Amit Shah has tried to counter Rahul Gandhi’s election rallies by making frequent visits to Karnataka. A number of Union Ministers have taken part in Yeddyurappa’s State-wide 75-day “Parivartan Yatra”, which was kicked off last November. The BJP has termed Siddaramaiah a(nti)-Hindu, playing on the word AHINDA.

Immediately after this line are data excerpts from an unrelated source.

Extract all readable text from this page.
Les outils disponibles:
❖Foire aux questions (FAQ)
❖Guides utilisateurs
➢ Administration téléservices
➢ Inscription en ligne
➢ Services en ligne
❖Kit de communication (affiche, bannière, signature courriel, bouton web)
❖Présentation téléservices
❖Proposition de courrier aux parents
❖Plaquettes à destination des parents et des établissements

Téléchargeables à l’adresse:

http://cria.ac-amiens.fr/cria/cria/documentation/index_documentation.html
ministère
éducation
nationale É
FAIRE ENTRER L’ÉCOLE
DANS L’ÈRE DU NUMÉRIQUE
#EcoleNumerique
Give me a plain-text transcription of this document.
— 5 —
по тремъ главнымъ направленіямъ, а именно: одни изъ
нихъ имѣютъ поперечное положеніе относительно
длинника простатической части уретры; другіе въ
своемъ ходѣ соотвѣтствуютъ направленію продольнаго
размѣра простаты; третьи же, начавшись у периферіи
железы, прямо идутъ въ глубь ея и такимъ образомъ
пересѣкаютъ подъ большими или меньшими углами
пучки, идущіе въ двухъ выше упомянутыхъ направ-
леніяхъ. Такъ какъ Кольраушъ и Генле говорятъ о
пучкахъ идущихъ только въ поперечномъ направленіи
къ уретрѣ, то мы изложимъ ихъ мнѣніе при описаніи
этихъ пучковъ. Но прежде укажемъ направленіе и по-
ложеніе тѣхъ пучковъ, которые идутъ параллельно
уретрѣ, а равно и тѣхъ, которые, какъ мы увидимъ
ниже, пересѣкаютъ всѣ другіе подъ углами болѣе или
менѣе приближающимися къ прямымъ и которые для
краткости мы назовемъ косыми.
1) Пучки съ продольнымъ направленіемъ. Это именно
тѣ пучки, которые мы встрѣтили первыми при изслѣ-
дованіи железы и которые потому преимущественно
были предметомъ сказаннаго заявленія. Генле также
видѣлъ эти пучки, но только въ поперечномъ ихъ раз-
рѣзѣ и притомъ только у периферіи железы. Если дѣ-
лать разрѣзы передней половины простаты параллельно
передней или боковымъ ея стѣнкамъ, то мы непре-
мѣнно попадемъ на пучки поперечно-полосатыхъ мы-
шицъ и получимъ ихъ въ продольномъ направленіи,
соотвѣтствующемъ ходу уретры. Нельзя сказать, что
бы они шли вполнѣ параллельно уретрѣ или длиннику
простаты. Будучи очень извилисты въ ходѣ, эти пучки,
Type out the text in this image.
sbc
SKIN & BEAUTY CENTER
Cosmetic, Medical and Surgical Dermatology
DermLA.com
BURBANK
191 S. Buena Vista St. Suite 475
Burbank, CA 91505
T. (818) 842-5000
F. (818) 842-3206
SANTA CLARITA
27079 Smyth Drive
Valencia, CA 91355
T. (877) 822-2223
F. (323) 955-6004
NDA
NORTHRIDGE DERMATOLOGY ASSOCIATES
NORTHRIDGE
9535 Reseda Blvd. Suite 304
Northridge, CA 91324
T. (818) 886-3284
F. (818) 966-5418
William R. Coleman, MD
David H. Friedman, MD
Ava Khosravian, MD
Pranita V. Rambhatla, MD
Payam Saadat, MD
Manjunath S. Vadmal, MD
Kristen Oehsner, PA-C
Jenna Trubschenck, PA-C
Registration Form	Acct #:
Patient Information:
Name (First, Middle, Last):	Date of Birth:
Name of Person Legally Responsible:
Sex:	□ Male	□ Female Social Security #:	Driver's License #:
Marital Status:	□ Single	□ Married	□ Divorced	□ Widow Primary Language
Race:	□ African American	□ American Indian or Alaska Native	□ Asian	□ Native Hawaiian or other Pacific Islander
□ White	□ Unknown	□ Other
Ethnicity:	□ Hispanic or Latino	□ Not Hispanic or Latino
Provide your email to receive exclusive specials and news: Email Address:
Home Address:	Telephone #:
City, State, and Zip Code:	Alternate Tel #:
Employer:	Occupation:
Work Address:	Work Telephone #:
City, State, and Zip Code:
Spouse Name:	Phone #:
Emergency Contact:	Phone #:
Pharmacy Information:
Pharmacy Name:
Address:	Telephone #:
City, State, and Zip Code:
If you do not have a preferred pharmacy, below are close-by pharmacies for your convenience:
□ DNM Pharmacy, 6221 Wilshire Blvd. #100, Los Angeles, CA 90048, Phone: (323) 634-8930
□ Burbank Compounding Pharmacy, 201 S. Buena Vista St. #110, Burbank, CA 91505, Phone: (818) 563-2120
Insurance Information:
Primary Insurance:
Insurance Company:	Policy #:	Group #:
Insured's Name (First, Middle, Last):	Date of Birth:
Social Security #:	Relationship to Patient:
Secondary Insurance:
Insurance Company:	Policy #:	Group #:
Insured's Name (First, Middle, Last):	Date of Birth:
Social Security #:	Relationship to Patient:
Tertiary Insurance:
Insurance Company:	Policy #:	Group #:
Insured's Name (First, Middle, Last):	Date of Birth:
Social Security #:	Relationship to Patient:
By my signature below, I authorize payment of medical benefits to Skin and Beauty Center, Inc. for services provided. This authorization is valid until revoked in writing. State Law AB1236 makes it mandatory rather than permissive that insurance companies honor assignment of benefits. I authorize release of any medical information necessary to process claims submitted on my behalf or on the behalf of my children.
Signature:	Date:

But the politics of polarisation, overriding even caste equations, has not worked in the entire State, with the possible exception of the Hindutva belt—the districts of Dakshina Kannada and Udupi. But even here, the saffron party came a cropper in 2013 when its seat tally dropped from 10 in 2008 to two. In a bid to counter any loss from its Lingayat base, the BJP, in what is arguably its biggest Dalit outreach, has been wooing the influential Dalit mutt seer, Madhara Chennaiah Swamiji of Chitradurga. He wields spiritual and political influence over the 1.5 crore Madigas (a Dalit sect). Madigas are unhappy with Siddaramaiah because of his reluctance to accede to their demand for internal reservation in the Scheduled Caste quota.

The BJP is hoping to cash in on this and make a dent in Siddaramaiah’s AHINDA platform.